The autism issue has been fraught with difficulty, precisely because parents of autistic children are having a tough enough time without being dismissed as gullible fools by an impatient scientific community. But plenty of autism campaigners feel equally irate. Ari Ne’eman – the first person with an autism spectrum disorder to sit on the US National Council on Disability – points out that “the idea of the poor, pitiful disabled person that we need to save… belongs on the ash heap of history”.

Undeniably, there are still parents who refuse to vaccinate their children because, although they don’t believe in the benefits of inoculation, they do fear what they perceive to be unknown risks.

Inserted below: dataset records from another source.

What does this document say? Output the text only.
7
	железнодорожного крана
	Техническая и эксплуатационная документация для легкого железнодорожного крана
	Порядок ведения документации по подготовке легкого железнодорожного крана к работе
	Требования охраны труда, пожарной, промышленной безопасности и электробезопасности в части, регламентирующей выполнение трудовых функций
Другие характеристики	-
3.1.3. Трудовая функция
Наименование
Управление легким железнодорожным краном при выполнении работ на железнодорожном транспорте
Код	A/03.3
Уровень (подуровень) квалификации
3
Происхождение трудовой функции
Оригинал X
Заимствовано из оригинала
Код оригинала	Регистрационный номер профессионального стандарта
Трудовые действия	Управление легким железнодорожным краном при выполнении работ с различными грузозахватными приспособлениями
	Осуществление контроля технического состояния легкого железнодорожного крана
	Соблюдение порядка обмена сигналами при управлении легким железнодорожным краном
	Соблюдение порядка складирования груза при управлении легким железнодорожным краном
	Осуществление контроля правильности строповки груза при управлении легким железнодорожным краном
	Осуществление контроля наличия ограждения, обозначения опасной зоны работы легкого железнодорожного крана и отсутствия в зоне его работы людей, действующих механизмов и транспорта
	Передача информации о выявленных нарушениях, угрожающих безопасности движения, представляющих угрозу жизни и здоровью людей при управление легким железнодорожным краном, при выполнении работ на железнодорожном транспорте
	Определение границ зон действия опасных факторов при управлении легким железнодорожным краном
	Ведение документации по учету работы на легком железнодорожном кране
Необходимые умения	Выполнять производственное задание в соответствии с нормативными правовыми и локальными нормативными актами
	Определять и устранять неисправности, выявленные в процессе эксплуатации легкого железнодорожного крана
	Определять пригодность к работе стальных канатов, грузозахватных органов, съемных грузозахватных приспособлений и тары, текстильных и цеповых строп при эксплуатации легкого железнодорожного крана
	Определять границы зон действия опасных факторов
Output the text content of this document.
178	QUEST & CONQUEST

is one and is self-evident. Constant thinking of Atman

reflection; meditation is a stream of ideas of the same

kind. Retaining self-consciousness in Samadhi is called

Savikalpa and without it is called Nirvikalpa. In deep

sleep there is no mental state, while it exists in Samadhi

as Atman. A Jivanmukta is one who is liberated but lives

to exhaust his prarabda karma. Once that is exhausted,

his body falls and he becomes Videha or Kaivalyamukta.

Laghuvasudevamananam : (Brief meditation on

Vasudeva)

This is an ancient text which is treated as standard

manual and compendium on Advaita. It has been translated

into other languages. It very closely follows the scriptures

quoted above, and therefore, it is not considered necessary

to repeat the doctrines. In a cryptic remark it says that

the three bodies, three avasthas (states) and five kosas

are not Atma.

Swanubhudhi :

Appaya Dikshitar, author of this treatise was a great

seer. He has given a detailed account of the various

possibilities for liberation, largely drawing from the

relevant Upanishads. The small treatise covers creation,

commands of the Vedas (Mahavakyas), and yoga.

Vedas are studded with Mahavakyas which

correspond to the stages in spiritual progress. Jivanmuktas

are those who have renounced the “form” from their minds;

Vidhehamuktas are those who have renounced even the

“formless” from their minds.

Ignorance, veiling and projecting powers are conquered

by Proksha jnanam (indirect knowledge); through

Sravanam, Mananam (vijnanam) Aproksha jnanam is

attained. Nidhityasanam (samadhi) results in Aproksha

The trouble is that measles comes with very well-known risks – but they were simply forgotten by too many of us when everyone was vaccinated. Measles seemed to be nothing worse than a mild childhood illness from which everyone recovered in a week. Then, in 2006, a 13-year-old boy became the first person in Britain in more than a decade to die of the disease.

I spent a while researching the consequences of measles for a novel. I wanted to look at how a character might be scarred – literally and metaphorically – by the choices her parents made, as they tried to do the right thing but were bombarded with conflicting information. And I wanted to consider the impact that her illness would have on her parents: on the guilt and blame which would follow what they eventually felt was the wrong decision.

South Wales surely proves that most of the media has become vastly more responsible when writing about medical issues. Hopefully, the days of scare-tactic headlines are behind us and parents can make an informed choice, rather than a frightened one.